Cientistas de Coimbra descobrem vasos linfáticos nos ossos e reescrevem anatomia
Uma equipa de cientistas da Universidade de Coimbra pôs fim a um debate histórico da biologia ao demonstrar, num estudo divulgado na prestigiada revista científica Cell, que o interior dos ossos integra vasos linfáticos funcionais com um papel ativo na sua manutenção e regeneração.
A descoberta, liderada pelo Instituto Multidisciplinar do Envelhecimento (MIA-Portugal) da Universidade de Coimbra (UC), promete transformar a medicina regenerativa e a saúde musculoesquelética, abrindo perspetivas inéditas para melhorar a autonomia e a qualidade de vida das populações mais velhas.
“A nossa investigação fornece evidências sólidas de que os vasos linfáticos são parte integrante do tecido ósseo e importantes reguladores da biologia esquelética, ao promoverem a manutenção de massa óssea e a reparação do osso”, sublinha Anjali Kusumbe, investigadora do MIA-Portugal que esteve à frente do projeto.
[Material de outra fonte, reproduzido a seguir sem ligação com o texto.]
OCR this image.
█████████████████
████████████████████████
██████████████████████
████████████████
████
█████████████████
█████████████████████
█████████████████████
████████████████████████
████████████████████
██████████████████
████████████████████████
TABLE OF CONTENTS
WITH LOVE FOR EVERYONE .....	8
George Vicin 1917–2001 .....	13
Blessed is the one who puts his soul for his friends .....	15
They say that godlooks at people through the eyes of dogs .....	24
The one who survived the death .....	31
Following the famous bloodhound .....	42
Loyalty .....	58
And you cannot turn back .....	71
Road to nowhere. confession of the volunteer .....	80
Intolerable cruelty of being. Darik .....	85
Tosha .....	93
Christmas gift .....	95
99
Para desvendar este mecanismo há muito disputado pela comunidade médica, os investigadores analisaram tecido ósseo humano e de roedores através de tecnologias biomédicas de última geração, cruzando transcriptómica espacial, sequenciação de RNA unicelular (single-cell) e imagiologia de alta resolução.
O avanço clínico poderá traduzir-se em tratamentos inovadores para acelerar a consolidação de fraturas, conter a inflamação óssea crónica e combater doenças associadas à fragilidade do esqueleto, como a osteoporose.
Apoiado por fundos da Comissão Europeia, o trabalho força agora a revisão dos modelos mundiais de vascularização esquelética e reforça a posição de Coimbra na vanguarda da investigação sobre os mecanismos do envelhecimento.